Hans Christian Andersen dormía tranquilo gracias una insólita nota que evitaba que muriera por error

Dormía con una nota en la mesilla que decía que no estaba muerto. Cada vez que se acostaba, la dejaba bien visible, por si acaso. Hay quien carga un amuleto, otros se encomiendan a un santo. El escritor Hans Christian Andersen el papel. La tapefobia, el pánico a ser enterrado vivo, no es tan común hoy, pero hubo una época en la que ese temor era más fuerte que el de morir. No por la muerte en sí, sino por la posibilidad de abrir los ojos dentro de un ataúd.

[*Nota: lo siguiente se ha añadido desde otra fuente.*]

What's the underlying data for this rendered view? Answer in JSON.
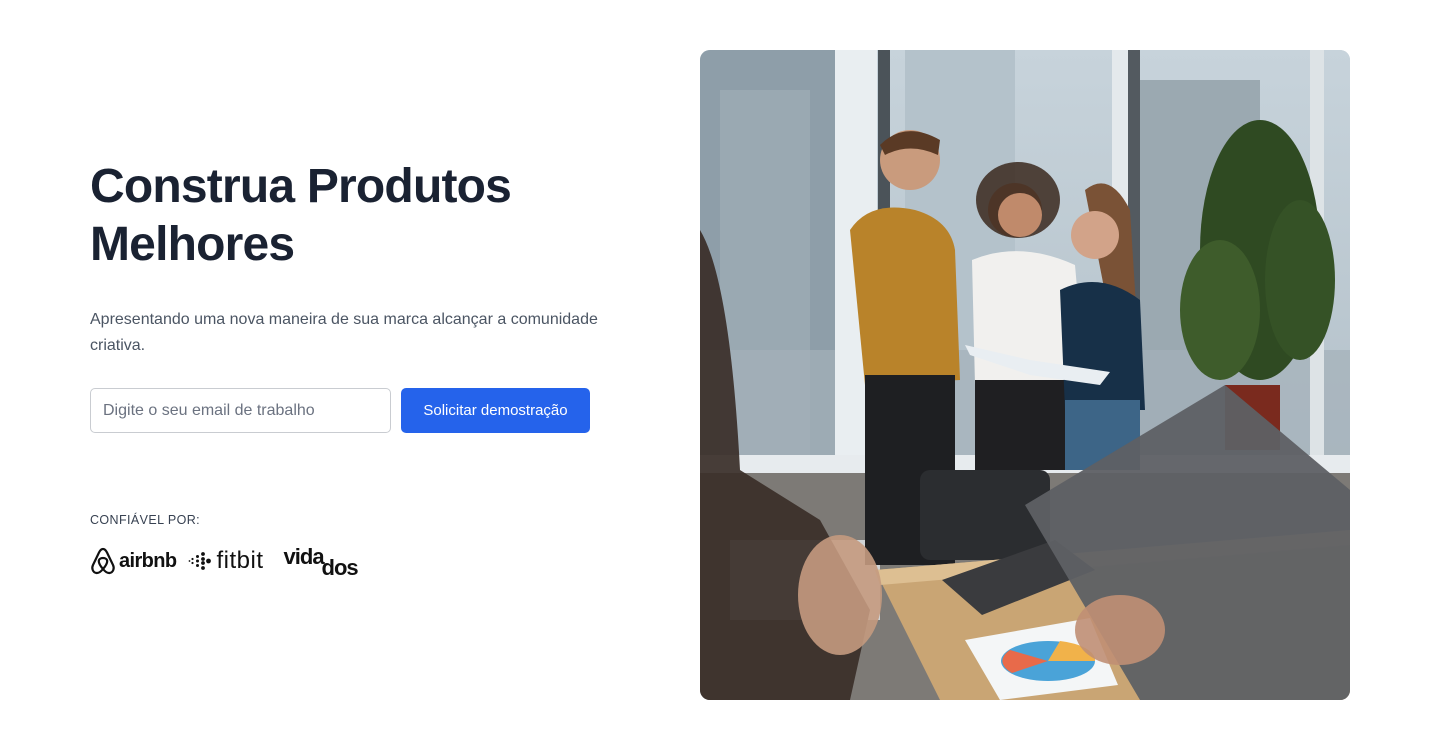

En los últimos días de su vida, el autor suplicó a Dorothea Melchior que le cortara las venas si parecía haber fallecido, para asegurarse de que no se trataba de una falsa alarma. Según Jackie Wullschläger en su biografía Hans Christian Andersen: The Life of a Storyteller, ella le respondió en tono de broma, diciéndole que hiciera lo de siempre y dejara una nota a su lado que dijera: “Solo parezco estar muerto”. Esa costumbre suya no era ningún capricho puntual. Algunos afirman que llevaba el mensaje incluso colgado del cuello.

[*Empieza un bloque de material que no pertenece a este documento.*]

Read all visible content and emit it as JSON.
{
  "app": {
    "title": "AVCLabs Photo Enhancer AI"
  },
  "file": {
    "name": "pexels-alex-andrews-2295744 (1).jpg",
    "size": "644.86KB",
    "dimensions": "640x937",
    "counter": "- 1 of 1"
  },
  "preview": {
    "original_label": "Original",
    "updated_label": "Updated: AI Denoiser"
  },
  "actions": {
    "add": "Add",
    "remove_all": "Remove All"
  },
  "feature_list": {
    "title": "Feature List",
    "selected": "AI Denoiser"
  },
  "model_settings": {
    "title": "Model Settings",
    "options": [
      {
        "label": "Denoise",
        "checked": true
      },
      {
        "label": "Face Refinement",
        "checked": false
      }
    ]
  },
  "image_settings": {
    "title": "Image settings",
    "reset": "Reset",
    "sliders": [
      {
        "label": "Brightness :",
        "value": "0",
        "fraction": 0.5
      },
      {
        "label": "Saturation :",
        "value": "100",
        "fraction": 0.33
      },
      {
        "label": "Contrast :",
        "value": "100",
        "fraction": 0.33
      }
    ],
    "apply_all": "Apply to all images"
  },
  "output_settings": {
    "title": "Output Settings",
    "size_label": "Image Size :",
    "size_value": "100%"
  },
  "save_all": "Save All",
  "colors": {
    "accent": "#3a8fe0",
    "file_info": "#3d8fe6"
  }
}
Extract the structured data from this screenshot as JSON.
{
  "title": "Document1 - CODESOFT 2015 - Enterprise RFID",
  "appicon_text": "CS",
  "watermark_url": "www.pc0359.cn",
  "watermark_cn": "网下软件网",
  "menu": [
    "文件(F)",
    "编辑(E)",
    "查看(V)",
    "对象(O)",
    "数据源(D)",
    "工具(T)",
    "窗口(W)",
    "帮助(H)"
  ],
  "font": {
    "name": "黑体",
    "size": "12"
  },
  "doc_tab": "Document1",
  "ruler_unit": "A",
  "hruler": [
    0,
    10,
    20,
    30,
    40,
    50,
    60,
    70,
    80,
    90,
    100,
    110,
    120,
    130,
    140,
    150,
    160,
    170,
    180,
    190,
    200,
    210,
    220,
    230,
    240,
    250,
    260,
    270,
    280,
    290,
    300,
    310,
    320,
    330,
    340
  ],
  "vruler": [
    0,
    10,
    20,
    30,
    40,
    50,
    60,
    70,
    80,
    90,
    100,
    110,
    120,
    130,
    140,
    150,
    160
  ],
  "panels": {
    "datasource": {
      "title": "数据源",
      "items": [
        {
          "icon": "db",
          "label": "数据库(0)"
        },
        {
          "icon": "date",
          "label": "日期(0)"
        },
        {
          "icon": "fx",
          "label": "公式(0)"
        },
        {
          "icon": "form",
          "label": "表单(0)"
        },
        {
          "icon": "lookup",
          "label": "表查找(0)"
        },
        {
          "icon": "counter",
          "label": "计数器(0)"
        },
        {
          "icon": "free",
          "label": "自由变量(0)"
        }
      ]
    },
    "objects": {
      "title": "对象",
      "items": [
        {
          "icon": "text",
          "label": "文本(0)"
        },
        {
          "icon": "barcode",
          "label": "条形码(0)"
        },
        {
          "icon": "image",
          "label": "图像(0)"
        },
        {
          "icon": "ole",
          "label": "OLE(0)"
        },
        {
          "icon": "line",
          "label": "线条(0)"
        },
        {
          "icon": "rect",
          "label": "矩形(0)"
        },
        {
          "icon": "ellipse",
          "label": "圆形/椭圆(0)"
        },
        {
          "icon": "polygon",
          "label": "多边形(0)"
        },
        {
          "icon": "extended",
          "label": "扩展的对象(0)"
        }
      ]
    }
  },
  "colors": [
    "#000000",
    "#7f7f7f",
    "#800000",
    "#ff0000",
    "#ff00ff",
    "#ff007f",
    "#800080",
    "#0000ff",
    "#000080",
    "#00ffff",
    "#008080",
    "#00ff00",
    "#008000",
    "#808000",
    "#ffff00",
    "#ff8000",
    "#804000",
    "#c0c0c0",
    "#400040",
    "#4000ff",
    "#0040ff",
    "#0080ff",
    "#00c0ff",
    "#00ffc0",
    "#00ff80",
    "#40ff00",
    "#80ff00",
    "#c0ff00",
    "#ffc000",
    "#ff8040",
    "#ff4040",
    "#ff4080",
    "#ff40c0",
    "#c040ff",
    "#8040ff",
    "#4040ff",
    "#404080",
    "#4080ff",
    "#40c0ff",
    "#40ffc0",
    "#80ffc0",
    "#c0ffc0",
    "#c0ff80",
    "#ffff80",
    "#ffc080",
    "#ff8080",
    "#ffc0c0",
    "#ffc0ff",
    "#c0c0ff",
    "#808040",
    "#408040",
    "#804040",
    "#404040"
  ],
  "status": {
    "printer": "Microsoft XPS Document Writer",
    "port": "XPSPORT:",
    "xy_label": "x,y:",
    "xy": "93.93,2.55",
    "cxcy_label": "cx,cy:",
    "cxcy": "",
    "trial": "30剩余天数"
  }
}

La idea de despertar sepultado lo perseguía desde mucho antes de enfermar. No se trataba de una superstición ligera, sino de una preocupación diaria. Andersen no confiaba en que la gente supiera distinguir bien entre un cuerpo sin vida y uno que solo parecía inerte. Así que tomaba precauciones como quien lleva paraguas aunque no llueva.
Un miedo que no descansaba nunca
En su caso, las precauciones iban desde papeles hasta planes de emergencia más elaborados. Cada decisión estaba cargada de un cálculo minucioso ante posibilidades que solo él contemplaba con tanta seriedad.

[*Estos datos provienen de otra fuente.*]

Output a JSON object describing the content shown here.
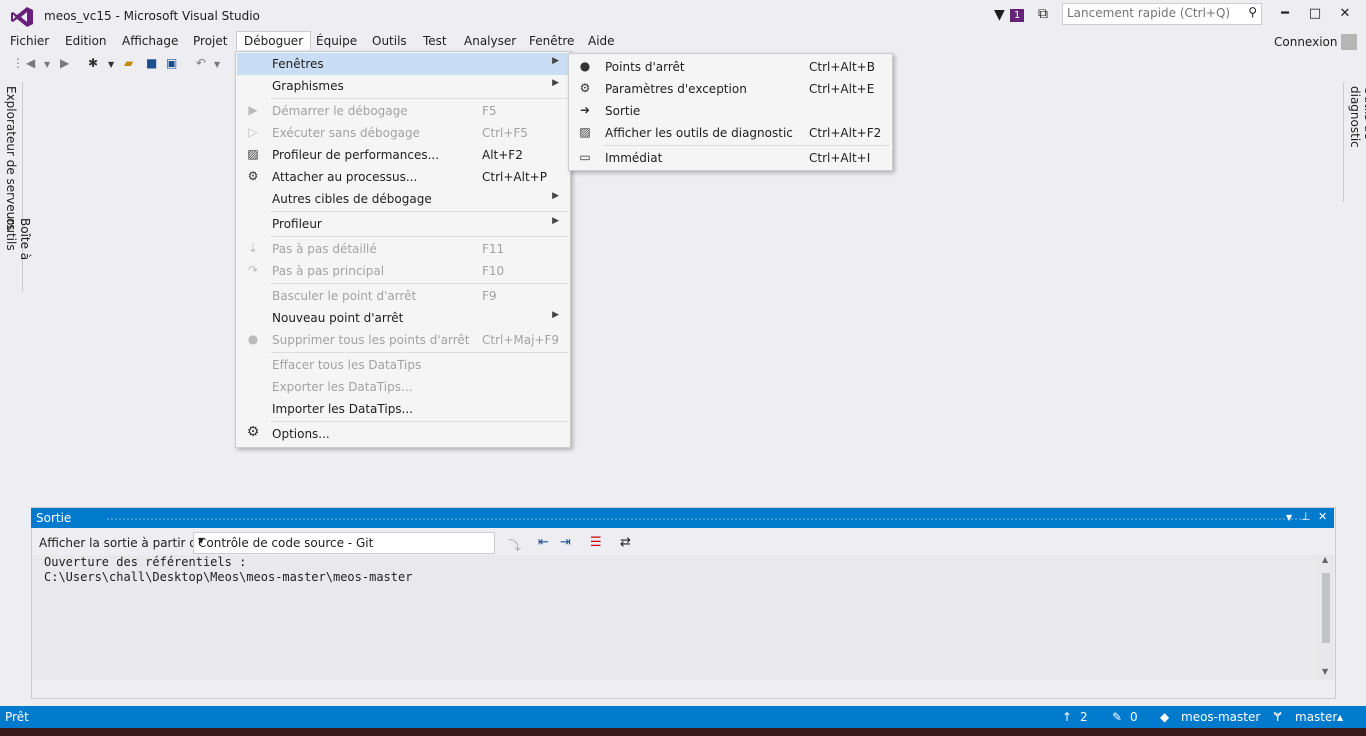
{
  "window": {
    "title": "meos_vc15 - Microsoft Visual Studio"
  },
  "notifications": {
    "count": "1"
  },
  "quick_launch": {
    "placeholder": "Lancement rapide (Ctrl+Q)"
  },
  "window_controls": {
    "minimize": "━",
    "maximize": "□",
    "close": "✕"
  },
  "menubar": {
    "items": [
      "Fichier",
      "Edition",
      "Affichage",
      "Projet",
      "Déboguer",
      "Équipe",
      "Outils",
      "Test",
      "Analyser",
      "Fenêtre",
      "Aide"
    ]
  },
  "account": {
    "label": "Connexion"
  },
  "side_tabs": {
    "left_1": "Explorateur de serveurs",
    "left_2": "Boîte à outils",
    "right_1": "Outils de diagnostic"
  },
  "debug_menu": {
    "items": [
      {
        "label": "Fenêtres",
        "shortcut": "",
        "submenu": true,
        "icon": "",
        "disabled": false
      },
      {
        "label": "Graphismes",
        "shortcut": "",
        "submenu": true,
        "icon": "",
        "disabled": false
      },
      {
        "label": "Démarrer le débogage",
        "shortcut": "F5",
        "submenu": false,
        "icon": "play-icon",
        "disabled": true
      },
      {
        "label": "Exécuter sans débogage",
        "shortcut": "Ctrl+F5",
        "submenu": false,
        "icon": "play-outline-icon",
        "disabled": true
      },
      {
        "label": "Profileur de performances...",
        "shortcut": "Alt+F2",
        "submenu": false,
        "icon": "chart-icon",
        "disabled": false
      },
      {
        "label": "Attacher au processus...",
        "shortcut": "Ctrl+Alt+P",
        "submenu": false,
        "icon": "gears-icon",
        "disabled": false
      },
      {
        "label": "Autres cibles de débogage",
        "shortcut": "",
        "submenu": true,
        "icon": "",
        "disabled": false
      },
      {
        "label": "Profileur",
        "shortcut": "",
        "submenu": true,
        "icon": "",
        "disabled": false
      },
      {
        "label": "Pas à pas détaillé",
        "shortcut": "F11",
        "submenu": false,
        "icon": "step-into-icon",
        "disabled": true
      },
      {
        "label": "Pas à pas principal",
        "shortcut": "F10",
        "submenu": false,
        "icon": "step-over-icon",
        "disabled": true
      },
      {
        "label": "Basculer le point d'arrêt",
        "shortcut": "F9",
        "submenu": false,
        "icon": "",
        "disabled": true
      },
      {
        "label": "Nouveau point d'arrêt",
        "shortcut": "",
        "submenu": true,
        "icon": "",
        "disabled": false
      },
      {
        "label": "Supprimer tous les points d'arrêt",
        "shortcut": "Ctrl+Maj+F9",
        "submenu": false,
        "icon": "breakpoints-icon",
        "disabled": true
      },
      {
        "label": "Effacer tous les DataTips",
        "shortcut": "",
        "submenu": false,
        "icon": "",
        "disabled": true
      },
      {
        "label": "Exporter les DataTips...",
        "shortcut": "",
        "submenu": false,
        "icon": "",
        "disabled": true
      },
      {
        "label": "Importer les DataTips...",
        "shortcut": "",
        "submenu": false,
        "icon": "",
        "disabled": false
      },
      {
        "label": "Options...",
        "shortcut": "",
        "submenu": false,
        "icon": "gear-icon",
        "disabled": false
      }
    ]
  },
  "windows_submenu": {
    "items": [
      {
        "label": "Points d'arrêt",
        "shortcut": "Ctrl+Alt+B",
        "icon": "breakpoint-icon"
      },
      {
        "label": "Paramètres d'exception",
        "shortcut": "Ctrl+Alt+E",
        "icon": "exception-icon"
      },
      {
        "label": "Sortie",
        "shortcut": "",
        "icon": "output-icon"
      },
      {
        "label": "Afficher les outils de diagnostic",
        "shortcut": "Ctrl+Alt+F2",
        "icon": "diagnostic-icon"
      },
      {
        "label": "Immédiat",
        "shortcut": "Ctrl+Alt+I",
        "icon": "immediate-icon"
      }
    ]
  },
  "output": {
    "title": "Sortie",
    "source_label": "Afficher la sortie à partir de :",
    "source_value": "Contrôle de code source - Git",
    "text": "Ouverture des référentiels :\nC:\\Users\\chall\\Desktop\\Meos\\meos-master\\meos-master"
  },
  "statusbar": {
    "status": "Prêt",
    "commits": "2",
    "pending": "0",
    "repo": "meos-master",
    "branch": "master"
  },
  "colors": {
    "accent": "#007acc",
    "highlight": "#c9def5",
    "vs_purple": "#68217a"
  }
}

Ese tipo de previsión encajaba con otro de sus temores más persistentes: un miedo visceral a los incendios. No solo evitaba velas o chimeneas; cuando viajaba, metía en la maleta una cuerda por si tenía que descolgarse por la ventana. Wullschläger lo cuenta con naturalidad, como parte del retrato de alguien con una imaginación tan activa como desbocada.
Su biografía no recoge únicamente esta manía. También menciona su rechazo absoluto a los perros, que lograron infiltrarse incluso en algunos de sus cuentos como figuras amenazantes, y su obsesión con no comer cerdo por temor a contraer triquinosis.

Lo de la comida, en general, era todo un asunto. Si notaba un sabor raro, le entraban sudores. Había días que pensaba que le estaban envenenando. Y lo curioso es que, en su época, ese temor tampoco era tan descabellado. Las infecciones transmitidas por alimentos eran bastante más frecuentes de lo que se suele imaginar ahora. Pero lo suyo iba más allá de la prevención razonable: rozaba el pánico.
No era un hombre especialmente tranquilo. Su biografía está salpicada de episodios en los que actúa movido por miedos constantes. Muchos de ellos no tienen que ver con enfermedades ni accidentes, sino con situaciones en apariencia cotidianas. Pero en su cabeza, cualquier detalle podía volverse una amenaza. Esa mezcla entre sensibilidad extrema y temor permanente se coló también en sus cuentos, aunque de forma más sutil.
Al final, no hubo cuerda ni nota que lo salvara de lo inevitable. Murió en la casa de los Melchior, rodeado de personas que conocían de sobra sus rarezas. La nota seguía allí, por si acaso. Aunque era evidente que no dormía.